I’m sorry about your parents. That sounds like an unpleasant experience.
I don’t think the thought experiment of “erasing” someone like you from existence is really a very good test of the morality of embryo selection. You are a person with decades of memories and ties to the community of people around you. In my view the morality of “erasing” you feels a lot different than making a choice between two embryos. Unless you believe in souls or something, an embryo is almost pure genetic potential. It has no internal organs, let alone a brain. Even the placenta hasn’t formed yet.
I would point out that all the dynamics you described are already true to some degree; there are some people born with such extreme genetic disadvantages (through a combination of parentage and bad luck) that there are some paths in life simply closed to them.
Of course embryo selection will increase variance, so your point is still well taken. I’ve spent a fair amount of time thinking about this and the obvious solution here is just to work very hard to make this technology cheaper and better. If we make enough progress on that front then we can just have the government subsidize the technology and give free access to anyone that wants it.

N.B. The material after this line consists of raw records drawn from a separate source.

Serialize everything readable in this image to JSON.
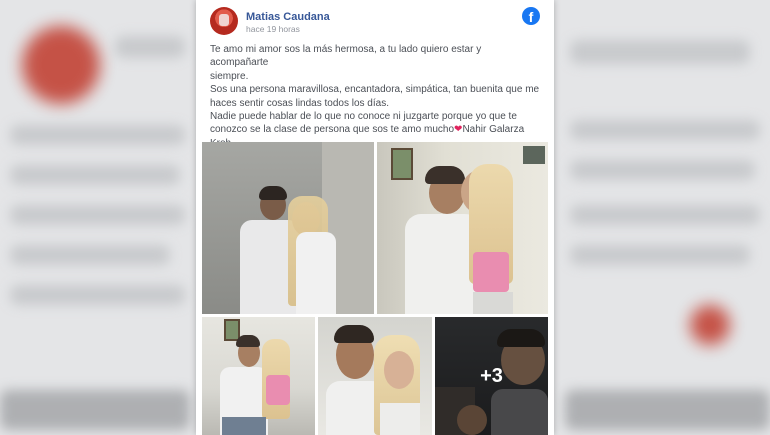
{
  "post": {
    "author": "Matias Caudana",
    "time": "hace 19 horas",
    "network_icon": "facebook-icon",
    "text_lines": [
      "Te amo mi amor sos la más hermosa, a tu lado quiero estar y acompañarte",
      "siempre.",
      "Sos una persona maravillosa, encantadora, simpática, tan buenita que me",
      "haces sentir cosas lindas todos los días.",
      "Nadie puede hablar de lo que no conoce ni juzgarte porque yo que te"
    ],
    "last_line_before_heart": "conozco se la clase de persona que sos te amo mucho",
    "heart_glyph": "❤",
    "tagged_name_part1": "Nahir Galarza",
    "tagged_name_part2": "Kroh",
    "more_photos_label": "+3"
  },
  "colors": {
    "link": "#385898",
    "facebook_blue": "#1877f2",
    "heart": "#e0245e"
  }
}
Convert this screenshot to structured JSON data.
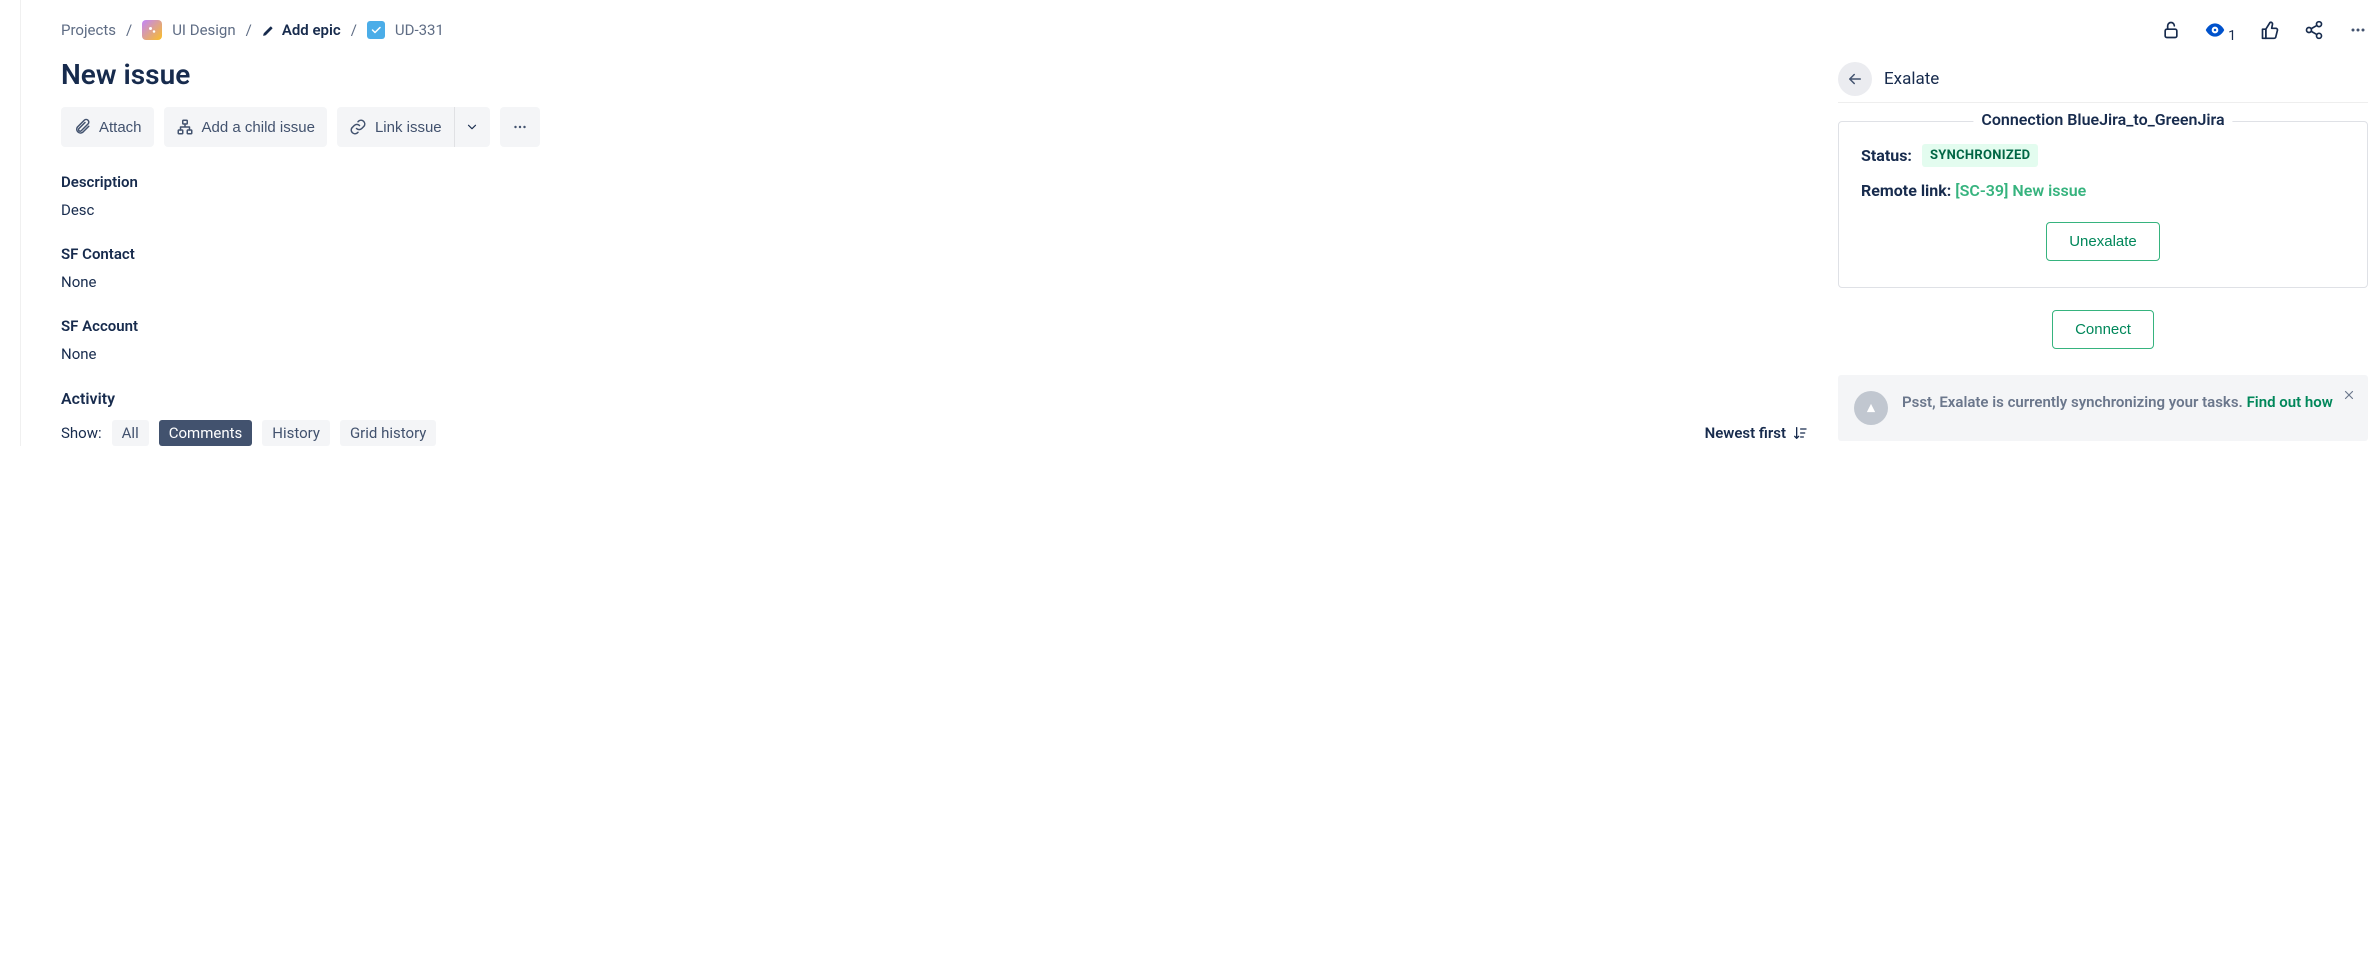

Inequality WILL still increase in the meantime, but there are some dynamics that I think help us here:
There is a ceiling on improvements through embryo selection or editing. That limit is determined by the amount of variance in the human gene pool. The ceiling is very high, but its existence makes it plausible that some people will get there first and others will catch up
To push beyond that ceiling you’ll either need to generate new genetic variants and test them out in people. This will require the cooperation of a very large number of people. To make good predictors today, you need literally a million people or more in a database. To a first approximation I would guess you’ll need that many if you want to test out a ton of new genetic variants and have enough statistical power to distinguish true positives from false positives.
The main way rich people can get an advantage in embryo selection is by harvesting more embryos or getting access to better predictors. The predictors are all made from huge databases, most of which are public. So it’s unlikely rich people could maintain a monopoly on the best predictors. Also, it’s hard for them to get a big advantage by selecting from a lot more embryos. You can of course pay to use a better clinic, and you can pay to go through more egg retrievals to harvest more embryos. But there are steeply diminishing returns; you’re still sampling from a normal distribution. The expected maximum value of N samples from a normal distribution is sqrt(ln(N)). That’s an INCREDIBLY slow growing function. If you go from 10 embryos to 1000, the benefit only increases by 70%.
Will rich people still have an advantage? Yes. But genetic enhancement does not have the same runaway “intelligence explosion” dynamics that AI does.